2. Pattern. Figure in middle red, with darker blue-green accent. Ground of middle yellow, grayed with slight addition of the red and green. Vary with purple in place of blue-green.

3. Japanese teapot. Middle red, with background of lighter yellow and foreground of grayed middle yellow.

4. Variant on No. 3. Middle yellow, with slight addition of green. Foreground the same, with more red, and background of middle gray.

5. Group. Background of yellow-red, lighter vase in yellow-green, and darker vase of green, with slight addition of black. Vary by inversion of the colors in ground and darker vase.

6. Wall decoration. Frieze pattern made of cat-tails and leaves,—the leaves of blue-green with black, tails of yellow-red with black, and ground of the two colors united and thinned with water. Wall of blue-green, slightly grayed by additions of the two colors in the frieze. Dado could be a match of the cat-tails slightly grayer. See [Fig. 23], page 82.

7. Group. Foreground in purple-blue, grayed with black.
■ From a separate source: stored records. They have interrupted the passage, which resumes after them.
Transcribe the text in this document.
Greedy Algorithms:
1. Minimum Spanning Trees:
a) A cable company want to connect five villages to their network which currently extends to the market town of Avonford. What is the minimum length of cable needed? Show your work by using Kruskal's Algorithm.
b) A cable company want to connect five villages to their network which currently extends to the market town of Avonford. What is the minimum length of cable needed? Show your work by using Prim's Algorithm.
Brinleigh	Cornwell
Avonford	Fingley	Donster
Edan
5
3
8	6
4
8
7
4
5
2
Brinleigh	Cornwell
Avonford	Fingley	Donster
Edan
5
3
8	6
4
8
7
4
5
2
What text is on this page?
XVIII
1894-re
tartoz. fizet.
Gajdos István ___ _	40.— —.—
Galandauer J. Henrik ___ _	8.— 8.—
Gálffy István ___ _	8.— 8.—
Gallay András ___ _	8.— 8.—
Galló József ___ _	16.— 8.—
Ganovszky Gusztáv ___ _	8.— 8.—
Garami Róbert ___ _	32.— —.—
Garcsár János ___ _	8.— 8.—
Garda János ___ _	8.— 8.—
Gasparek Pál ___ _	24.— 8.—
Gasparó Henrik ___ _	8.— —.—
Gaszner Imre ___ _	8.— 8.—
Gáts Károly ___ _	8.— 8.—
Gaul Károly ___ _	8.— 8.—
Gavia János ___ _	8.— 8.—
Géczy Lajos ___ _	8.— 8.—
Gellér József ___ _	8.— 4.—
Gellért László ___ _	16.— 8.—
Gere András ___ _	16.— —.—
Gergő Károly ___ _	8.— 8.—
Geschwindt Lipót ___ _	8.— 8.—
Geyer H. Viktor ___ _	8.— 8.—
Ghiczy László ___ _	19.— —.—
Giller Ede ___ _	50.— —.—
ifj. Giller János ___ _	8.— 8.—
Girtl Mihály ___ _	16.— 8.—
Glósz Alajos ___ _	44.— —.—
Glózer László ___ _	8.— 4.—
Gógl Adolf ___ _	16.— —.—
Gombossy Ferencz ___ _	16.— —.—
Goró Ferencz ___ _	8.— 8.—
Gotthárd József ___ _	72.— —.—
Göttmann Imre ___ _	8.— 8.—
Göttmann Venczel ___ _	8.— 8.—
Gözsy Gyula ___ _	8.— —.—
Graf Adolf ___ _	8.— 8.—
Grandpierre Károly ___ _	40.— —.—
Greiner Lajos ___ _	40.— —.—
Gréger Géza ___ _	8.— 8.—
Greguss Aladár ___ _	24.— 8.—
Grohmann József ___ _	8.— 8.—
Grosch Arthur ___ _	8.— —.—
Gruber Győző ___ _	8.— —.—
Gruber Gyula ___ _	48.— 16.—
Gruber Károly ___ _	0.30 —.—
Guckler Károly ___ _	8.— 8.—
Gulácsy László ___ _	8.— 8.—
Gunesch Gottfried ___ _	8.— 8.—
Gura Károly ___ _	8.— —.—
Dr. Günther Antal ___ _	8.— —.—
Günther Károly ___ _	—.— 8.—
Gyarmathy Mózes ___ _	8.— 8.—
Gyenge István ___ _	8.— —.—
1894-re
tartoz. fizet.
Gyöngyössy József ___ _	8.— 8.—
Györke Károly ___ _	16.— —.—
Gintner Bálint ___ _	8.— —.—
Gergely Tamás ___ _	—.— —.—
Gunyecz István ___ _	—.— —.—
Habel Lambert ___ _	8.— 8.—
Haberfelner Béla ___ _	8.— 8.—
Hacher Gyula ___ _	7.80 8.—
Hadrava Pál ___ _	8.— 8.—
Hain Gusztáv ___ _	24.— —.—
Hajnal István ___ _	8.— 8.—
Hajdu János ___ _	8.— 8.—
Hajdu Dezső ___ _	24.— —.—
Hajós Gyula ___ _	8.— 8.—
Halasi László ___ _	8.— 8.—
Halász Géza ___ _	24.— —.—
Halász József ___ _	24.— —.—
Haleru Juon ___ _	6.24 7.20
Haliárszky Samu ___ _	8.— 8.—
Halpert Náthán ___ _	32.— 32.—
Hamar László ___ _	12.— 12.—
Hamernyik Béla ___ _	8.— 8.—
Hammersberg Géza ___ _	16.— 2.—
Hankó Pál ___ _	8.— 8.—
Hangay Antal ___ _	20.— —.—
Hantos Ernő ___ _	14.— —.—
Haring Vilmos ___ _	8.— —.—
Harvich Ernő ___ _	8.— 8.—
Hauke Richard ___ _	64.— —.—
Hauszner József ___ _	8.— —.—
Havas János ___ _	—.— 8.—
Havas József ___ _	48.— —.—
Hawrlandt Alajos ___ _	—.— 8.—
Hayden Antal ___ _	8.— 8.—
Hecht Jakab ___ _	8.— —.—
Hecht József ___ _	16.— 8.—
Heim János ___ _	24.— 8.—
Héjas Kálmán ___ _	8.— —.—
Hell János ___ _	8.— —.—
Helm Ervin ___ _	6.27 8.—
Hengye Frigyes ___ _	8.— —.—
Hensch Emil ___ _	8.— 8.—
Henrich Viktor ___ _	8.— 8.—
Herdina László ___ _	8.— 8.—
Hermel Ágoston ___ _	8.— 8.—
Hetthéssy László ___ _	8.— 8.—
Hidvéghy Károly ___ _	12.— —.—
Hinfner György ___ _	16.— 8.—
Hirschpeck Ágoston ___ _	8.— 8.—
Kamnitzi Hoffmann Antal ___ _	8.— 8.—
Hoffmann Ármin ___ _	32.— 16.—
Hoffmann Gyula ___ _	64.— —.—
Vase of purple-red, and background in lighter yellow-red, grayed.

For analysis of the groups and means of recording them, see [Chapter III].

[23.] See Century Dictionary for definition of chroma. Under the word “color” will be found definitions of Primary, Complementary, Constants (chroma, luminosity, and hue), and the Young-Helmholtz theory of color-sensation.

[24.] It must not be assumed because so much stress is laid upon quiet and harmonious color that this system excludes the more powerful degrees. To do so would forfeit its claim to completeness. A Color Atlas in preparation displays all known degrees of pigment color arranged in measured scales of Hue, Value, and Chroma.